Frequently Asked Questions

Does Gmail really require DMARC now?

For bulk senders (5,000+ messages/day to consumer Gmail), yes — since February 2024. Below that threshold, DMARC is strongly recommended but not always enforced. Best practice: every cold-email domain has DMARC regardless of volume.

What's the minimum DMARC policy?

p=none is sufficient for Gmail's bulk-sender requirement. p=none means 'monitor only — don't take action on failures.' You can move to p=quarantine or p=reject later for stronger protection against spoofing.

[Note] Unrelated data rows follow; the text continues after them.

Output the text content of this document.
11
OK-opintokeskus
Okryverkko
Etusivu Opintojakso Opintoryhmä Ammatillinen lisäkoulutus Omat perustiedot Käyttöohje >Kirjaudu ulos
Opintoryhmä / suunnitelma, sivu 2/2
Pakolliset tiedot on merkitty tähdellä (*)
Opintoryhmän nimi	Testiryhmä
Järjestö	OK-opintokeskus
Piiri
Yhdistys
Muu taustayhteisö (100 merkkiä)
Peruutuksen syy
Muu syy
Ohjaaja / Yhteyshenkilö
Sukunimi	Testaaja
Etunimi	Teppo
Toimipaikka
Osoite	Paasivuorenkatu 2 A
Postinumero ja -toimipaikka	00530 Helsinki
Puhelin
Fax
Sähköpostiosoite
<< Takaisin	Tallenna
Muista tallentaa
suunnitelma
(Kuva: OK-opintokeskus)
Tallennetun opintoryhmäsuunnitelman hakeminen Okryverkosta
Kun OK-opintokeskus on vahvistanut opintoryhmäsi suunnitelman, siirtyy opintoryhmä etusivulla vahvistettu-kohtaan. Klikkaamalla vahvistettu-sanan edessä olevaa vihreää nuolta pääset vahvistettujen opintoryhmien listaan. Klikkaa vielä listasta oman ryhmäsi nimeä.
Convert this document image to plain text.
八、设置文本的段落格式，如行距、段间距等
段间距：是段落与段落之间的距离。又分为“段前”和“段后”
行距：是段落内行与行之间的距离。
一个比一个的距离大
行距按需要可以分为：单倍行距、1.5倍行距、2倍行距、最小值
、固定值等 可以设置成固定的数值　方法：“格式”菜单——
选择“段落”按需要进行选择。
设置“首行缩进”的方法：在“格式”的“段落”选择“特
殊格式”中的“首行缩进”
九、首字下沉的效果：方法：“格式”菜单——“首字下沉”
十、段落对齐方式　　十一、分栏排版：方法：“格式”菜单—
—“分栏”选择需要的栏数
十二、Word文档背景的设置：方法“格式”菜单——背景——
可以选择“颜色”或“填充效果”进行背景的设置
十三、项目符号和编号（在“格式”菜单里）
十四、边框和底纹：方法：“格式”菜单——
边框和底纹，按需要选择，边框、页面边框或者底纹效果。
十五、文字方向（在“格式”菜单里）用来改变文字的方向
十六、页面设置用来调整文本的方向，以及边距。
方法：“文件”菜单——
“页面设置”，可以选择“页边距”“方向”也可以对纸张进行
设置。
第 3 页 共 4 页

Why does SPF pass but DMARC fail?

DMARC requires alignment: the SPF-authenticated domain must match the From-header domain (or DKIM signed domain must match). If your SPF authenticates via a relay's domain (e.g. sendgrid.net) but your From is yourdomain.com, SPF passes but DMARC fails because the domains don't align.

How long does the fix take to propagate?

DNS propagation is typically under 1 hour for most major receivers, up to 24 hours for stragglers. Re-test with the Email Deliverability Test after 1-2 hours; if it passes, resume sending.

Is this the same error as 550 5.7.1 unauthenticated?

Similar but more specific. 5.7.1 is generic policy rejection. 5.7.26 is specifically authentication failure. Gmail uses 5.7.26 to give senders a clearer diagnostic — DMARC, SPF, or DKIM is the cause.